An example of such distortions is shown in the example below (uncheck Activate deformations reduction algorithm to view the astrometry offsets): http://cds.unistra.fr/~boch/AL/test-reduce-deformations2.html

To overcome this problem, Aladin Desktop and Aladin Lite use the following recursive strategy: for tiles either too large (one edge is >300 pixels when projected) or too distorted (ratio of smaller diagonal on larger diagonal is smaller than 0.7 and one of the diagonal is > 150 pixels when projected):

  • We consider 4 children tiles, dynamically generated from the pixels of their father. Each children tile has a width and height equal to half of its father’s width/height.
  • For each children tile, we compute the world coordinates of its vertices, project them and either draw it if not too distorted or repeat the process by splitting again into 4 children tiles.

The recursion is limited by a maximum number of recursive steps (for 512x512 tiles, you are limited to a maximum of 9 steps as 2^9=512) and/or a maximum order (maximum order set arbitrarily at 19 in Aladin Desktop).

Precise algorithm

Note

The precise algorithm isn’t implemented yet.

Contrary the previous algorithm which used affine transformations, the idea here for the drawing step is to scan the result image pixels, and for each of them interpolate (Nearest neighbour or bilinear) the value, ie compute the indexes of nearest neighbour(s), retrieve the values of these pixels and merge them to determine the value of the target pixel. This is very similar to what reproject is doing.
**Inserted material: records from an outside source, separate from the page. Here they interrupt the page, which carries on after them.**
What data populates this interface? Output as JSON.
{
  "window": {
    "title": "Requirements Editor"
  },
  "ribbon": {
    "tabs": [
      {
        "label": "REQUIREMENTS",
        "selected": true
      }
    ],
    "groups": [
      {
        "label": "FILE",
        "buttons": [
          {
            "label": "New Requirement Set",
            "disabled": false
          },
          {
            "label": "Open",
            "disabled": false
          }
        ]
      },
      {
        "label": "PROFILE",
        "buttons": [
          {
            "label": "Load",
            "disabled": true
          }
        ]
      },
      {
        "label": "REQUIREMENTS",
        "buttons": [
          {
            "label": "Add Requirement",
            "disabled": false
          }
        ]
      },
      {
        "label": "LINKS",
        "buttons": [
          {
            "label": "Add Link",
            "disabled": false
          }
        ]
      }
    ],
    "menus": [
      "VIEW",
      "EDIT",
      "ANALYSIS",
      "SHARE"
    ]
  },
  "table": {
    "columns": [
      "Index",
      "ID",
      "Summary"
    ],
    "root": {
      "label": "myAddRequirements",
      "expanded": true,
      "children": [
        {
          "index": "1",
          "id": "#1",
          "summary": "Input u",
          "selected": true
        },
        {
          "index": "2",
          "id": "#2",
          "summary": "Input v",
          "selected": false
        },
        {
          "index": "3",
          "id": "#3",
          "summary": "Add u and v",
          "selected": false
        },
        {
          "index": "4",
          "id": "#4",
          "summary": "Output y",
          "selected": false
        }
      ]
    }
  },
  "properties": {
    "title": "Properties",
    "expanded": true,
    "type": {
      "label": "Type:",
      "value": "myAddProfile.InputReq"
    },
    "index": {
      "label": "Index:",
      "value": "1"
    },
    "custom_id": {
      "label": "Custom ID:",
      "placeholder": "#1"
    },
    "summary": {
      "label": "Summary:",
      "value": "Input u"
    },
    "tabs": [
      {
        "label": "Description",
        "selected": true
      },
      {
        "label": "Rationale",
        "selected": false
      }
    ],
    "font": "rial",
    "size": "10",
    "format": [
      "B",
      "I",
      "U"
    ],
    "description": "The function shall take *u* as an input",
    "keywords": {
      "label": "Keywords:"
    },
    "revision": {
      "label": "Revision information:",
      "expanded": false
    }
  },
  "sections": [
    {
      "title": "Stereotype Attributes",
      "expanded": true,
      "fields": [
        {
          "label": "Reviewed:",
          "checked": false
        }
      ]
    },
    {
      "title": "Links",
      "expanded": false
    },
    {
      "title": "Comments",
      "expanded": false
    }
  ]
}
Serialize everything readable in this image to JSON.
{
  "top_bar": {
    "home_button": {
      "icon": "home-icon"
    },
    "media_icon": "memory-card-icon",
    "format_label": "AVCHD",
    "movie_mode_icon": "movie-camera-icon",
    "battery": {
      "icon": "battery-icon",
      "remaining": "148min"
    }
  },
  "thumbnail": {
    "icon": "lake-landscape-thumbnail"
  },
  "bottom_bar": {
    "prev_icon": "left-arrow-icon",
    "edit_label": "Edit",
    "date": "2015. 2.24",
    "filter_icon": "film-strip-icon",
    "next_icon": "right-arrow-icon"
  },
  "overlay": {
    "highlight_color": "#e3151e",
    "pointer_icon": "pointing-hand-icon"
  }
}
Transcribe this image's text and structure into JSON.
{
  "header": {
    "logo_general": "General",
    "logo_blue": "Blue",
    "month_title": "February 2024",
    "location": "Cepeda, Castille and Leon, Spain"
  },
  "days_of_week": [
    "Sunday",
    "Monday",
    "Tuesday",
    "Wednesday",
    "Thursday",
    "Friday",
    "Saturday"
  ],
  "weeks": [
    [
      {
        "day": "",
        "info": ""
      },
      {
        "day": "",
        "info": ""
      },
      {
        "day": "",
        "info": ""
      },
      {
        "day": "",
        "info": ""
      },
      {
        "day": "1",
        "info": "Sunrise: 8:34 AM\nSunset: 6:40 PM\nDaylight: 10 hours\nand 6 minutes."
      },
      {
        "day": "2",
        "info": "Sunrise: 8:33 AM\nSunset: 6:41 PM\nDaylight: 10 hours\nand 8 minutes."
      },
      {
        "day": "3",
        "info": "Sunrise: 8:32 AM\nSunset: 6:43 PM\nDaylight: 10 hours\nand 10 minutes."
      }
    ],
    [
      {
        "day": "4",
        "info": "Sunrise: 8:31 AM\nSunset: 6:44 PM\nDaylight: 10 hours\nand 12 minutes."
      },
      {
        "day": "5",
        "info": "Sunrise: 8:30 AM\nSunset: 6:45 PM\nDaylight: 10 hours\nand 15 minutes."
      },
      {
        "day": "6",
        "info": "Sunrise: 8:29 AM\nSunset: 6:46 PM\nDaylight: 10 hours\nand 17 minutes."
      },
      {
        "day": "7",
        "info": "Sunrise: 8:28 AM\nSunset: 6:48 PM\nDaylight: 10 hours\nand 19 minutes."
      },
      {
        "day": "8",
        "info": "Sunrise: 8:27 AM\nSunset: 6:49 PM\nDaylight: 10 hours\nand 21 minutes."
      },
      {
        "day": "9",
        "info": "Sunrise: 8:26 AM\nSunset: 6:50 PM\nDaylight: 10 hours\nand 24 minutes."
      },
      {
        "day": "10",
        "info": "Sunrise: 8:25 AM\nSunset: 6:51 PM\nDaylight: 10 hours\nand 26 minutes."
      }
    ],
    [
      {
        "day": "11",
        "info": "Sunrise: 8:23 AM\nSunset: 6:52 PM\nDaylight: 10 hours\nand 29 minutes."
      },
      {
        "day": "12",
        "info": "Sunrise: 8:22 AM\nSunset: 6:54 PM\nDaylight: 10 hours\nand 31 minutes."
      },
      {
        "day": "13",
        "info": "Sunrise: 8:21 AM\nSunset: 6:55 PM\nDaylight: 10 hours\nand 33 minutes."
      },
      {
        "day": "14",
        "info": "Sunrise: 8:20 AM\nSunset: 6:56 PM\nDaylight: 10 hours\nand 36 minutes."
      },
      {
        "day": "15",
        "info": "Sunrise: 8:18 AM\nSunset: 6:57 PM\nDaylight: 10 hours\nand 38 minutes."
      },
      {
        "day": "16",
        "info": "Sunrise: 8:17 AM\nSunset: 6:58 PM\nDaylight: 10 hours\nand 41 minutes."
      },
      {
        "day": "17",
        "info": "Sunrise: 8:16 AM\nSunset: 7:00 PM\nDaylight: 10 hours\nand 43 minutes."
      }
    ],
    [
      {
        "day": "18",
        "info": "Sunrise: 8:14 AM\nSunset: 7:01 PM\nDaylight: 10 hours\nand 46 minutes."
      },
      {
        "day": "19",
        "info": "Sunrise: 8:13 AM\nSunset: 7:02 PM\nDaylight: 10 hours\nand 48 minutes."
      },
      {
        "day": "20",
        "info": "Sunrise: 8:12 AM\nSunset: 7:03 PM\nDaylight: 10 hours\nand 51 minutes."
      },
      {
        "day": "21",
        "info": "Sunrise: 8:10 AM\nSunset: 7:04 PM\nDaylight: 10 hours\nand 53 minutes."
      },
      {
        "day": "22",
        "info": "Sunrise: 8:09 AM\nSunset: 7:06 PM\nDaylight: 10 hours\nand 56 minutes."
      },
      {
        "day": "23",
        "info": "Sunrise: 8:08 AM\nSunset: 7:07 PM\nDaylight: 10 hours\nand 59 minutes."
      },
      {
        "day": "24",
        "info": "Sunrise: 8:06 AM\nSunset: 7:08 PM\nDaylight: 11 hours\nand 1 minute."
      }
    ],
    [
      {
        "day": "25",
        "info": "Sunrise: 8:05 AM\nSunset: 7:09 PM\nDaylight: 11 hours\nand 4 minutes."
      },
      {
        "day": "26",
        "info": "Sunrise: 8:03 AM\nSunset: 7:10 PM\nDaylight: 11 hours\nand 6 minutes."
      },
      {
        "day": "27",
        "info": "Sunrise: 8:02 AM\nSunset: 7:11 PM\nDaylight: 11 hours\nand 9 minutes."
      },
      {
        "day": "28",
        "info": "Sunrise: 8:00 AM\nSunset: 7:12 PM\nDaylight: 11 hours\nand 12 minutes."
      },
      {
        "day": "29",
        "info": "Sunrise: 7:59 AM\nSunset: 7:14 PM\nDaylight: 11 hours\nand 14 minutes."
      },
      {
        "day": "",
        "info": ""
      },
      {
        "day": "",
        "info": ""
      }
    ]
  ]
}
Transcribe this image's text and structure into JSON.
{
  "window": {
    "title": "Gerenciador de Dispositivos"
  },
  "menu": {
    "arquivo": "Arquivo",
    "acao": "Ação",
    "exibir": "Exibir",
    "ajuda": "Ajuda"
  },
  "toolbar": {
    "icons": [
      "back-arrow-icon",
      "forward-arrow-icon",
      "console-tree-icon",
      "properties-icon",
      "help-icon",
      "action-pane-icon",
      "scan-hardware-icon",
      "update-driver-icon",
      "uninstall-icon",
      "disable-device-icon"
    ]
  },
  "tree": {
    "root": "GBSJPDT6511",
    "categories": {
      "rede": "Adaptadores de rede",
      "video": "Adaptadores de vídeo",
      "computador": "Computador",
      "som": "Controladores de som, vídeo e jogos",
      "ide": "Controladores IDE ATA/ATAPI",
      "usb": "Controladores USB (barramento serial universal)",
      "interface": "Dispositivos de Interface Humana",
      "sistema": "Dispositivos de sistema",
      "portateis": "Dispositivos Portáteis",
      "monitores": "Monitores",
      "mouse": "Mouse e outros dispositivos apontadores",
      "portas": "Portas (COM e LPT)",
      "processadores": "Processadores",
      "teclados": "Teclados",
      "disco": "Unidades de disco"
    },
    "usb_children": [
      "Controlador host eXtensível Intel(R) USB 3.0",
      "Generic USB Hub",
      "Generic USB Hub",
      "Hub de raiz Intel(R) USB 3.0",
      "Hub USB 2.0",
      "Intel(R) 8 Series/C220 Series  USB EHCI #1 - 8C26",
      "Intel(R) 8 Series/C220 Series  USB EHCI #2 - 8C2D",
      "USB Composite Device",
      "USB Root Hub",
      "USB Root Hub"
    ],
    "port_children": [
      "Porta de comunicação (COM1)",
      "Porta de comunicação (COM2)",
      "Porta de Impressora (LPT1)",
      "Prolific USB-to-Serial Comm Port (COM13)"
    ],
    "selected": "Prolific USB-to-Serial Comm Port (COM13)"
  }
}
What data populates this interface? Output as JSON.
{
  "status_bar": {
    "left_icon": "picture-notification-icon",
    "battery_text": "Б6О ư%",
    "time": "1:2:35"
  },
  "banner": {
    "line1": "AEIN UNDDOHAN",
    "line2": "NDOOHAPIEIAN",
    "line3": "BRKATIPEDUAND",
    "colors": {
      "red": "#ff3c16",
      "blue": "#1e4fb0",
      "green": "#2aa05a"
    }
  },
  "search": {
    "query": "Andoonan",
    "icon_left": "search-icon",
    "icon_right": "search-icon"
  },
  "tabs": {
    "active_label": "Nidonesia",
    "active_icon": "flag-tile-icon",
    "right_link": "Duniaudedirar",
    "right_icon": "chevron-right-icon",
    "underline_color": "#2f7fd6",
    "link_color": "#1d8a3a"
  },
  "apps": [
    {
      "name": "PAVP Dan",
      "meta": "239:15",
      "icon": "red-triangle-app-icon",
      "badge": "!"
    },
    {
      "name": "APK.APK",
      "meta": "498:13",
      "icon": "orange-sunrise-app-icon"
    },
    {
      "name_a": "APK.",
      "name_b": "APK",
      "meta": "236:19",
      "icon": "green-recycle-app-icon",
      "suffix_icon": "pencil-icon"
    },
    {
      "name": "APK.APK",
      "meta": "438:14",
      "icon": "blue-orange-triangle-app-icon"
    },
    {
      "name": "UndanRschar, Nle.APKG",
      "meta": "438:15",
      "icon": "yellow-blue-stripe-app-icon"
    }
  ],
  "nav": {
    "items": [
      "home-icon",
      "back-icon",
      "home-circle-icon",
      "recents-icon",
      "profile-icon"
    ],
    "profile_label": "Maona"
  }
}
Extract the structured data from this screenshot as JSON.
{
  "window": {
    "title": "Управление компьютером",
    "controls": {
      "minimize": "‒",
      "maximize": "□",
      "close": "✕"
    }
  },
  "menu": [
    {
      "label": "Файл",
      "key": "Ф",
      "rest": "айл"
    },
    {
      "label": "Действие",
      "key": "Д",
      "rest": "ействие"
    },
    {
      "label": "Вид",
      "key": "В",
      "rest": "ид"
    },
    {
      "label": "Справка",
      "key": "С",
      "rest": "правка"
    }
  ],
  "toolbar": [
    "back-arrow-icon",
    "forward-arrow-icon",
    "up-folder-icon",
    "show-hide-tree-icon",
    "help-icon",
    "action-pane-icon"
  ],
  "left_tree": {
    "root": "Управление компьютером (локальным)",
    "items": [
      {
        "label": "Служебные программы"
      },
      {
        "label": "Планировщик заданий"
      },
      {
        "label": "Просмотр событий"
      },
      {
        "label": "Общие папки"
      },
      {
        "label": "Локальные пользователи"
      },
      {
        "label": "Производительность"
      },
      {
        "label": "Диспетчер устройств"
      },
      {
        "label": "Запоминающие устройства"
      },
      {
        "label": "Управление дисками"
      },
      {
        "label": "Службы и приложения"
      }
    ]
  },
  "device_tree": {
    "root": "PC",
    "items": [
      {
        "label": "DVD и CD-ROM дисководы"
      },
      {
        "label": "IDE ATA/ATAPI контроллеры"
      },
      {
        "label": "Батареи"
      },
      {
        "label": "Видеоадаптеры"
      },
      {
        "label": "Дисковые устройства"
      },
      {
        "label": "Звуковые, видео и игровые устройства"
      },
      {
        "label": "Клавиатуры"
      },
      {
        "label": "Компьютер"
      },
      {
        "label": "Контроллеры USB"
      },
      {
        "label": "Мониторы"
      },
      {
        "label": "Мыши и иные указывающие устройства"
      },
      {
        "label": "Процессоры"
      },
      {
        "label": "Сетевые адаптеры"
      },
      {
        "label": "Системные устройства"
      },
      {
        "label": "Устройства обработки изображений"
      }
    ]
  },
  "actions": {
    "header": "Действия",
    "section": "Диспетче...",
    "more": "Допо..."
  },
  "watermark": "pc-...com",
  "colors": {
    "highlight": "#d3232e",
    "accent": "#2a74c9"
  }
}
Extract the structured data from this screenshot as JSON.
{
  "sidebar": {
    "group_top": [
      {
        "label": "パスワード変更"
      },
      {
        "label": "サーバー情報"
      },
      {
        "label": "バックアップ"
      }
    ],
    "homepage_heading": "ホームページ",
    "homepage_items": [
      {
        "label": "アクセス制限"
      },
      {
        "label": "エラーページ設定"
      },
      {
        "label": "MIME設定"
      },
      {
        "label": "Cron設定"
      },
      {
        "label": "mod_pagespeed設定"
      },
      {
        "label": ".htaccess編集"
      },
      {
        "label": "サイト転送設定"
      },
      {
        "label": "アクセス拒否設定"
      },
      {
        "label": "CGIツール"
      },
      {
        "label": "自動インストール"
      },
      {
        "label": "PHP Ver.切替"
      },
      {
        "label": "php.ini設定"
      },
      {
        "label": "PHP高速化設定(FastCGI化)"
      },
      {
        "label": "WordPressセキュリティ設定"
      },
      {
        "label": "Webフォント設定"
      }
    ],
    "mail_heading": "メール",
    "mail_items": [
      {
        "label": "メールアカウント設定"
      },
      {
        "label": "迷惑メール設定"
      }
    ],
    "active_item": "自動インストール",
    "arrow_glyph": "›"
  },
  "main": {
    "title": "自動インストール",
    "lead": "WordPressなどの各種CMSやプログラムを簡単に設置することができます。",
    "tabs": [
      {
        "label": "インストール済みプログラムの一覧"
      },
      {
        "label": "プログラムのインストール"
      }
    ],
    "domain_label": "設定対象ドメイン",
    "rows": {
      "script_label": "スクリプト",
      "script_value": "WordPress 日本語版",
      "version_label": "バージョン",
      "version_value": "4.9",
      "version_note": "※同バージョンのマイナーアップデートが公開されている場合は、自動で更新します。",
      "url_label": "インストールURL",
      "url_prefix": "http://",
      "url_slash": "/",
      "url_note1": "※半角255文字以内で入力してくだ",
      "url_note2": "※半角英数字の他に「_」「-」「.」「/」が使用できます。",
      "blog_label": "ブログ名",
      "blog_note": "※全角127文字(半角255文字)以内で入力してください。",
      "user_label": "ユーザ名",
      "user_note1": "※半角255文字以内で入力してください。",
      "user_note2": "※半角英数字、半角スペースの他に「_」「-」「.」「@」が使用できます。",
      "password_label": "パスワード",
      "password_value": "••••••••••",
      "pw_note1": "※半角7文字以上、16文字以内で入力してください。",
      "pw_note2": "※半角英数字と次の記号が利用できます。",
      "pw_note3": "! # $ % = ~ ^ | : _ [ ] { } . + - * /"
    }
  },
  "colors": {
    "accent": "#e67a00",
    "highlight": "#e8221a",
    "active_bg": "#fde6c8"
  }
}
One challenge is that one needs to know how to find the tile and pixel corresponding to a given HEALPix index. The correspondance between a HEALPix index and a pixel in a HiPS tile is given by a hpx2xy array (see method createHpx2xy in class cds.tools.pixtools.Util from Aladin Desktop source code.)

WCS for FITS tiles

It seems that the astrometry of a HiPS tile can be accurately described using a WCS header like this one (example for HiPS in equatorial frame, Norder 3, Npix 448):

NAXIS   =                    2 / number of data axes
NAXIS1  =                  512 / length of data axis 1
NAXIS2  =                  512 / length of data axis 1
CRPIX1  =              -2047.5 / Coordinate reference pixel
CRPIX2  =              -5631.5 / Coordinate reference pixel
CD1_1   = -1.0986328125000E-02 / Transformation matrix (rot + scale)
CD1_2   = -1.0986328125000E-02 / Transformation matrix (rot + scale)
CD2_1   =  1.0986328125000E-02 / Transformation matrix (rot + scale)
CD2_2   = -1.0986328125000E-02 / Transformation matrix (rot + scale)
CTYPE1  = 'RA---HPX'            / Longitude in an HPX projection
CTYPE2  = 'DEC--HPX'            /  Latitude in an HPX projection
CRVAL1  =                   0. / [deg] Longitude at the reference point
CRVAL2  =                   0. / [deg]  Latitude at the reference point
PV2_1   =                   4 / HPX H parameter (longitude)
PV2_2   =                   3 / HPX K parameter  (latitude)

HPX projection is supported by WCSLib. It is understood by DS9. Support in other tools (reproject, Montage, etc) is unclear and has to be tested.

Note

It seems that we can define a WCS for each tile. If so, this would allow us to simply use the reproject package to draw the tiles, which would be an alternative “precise” algorithm.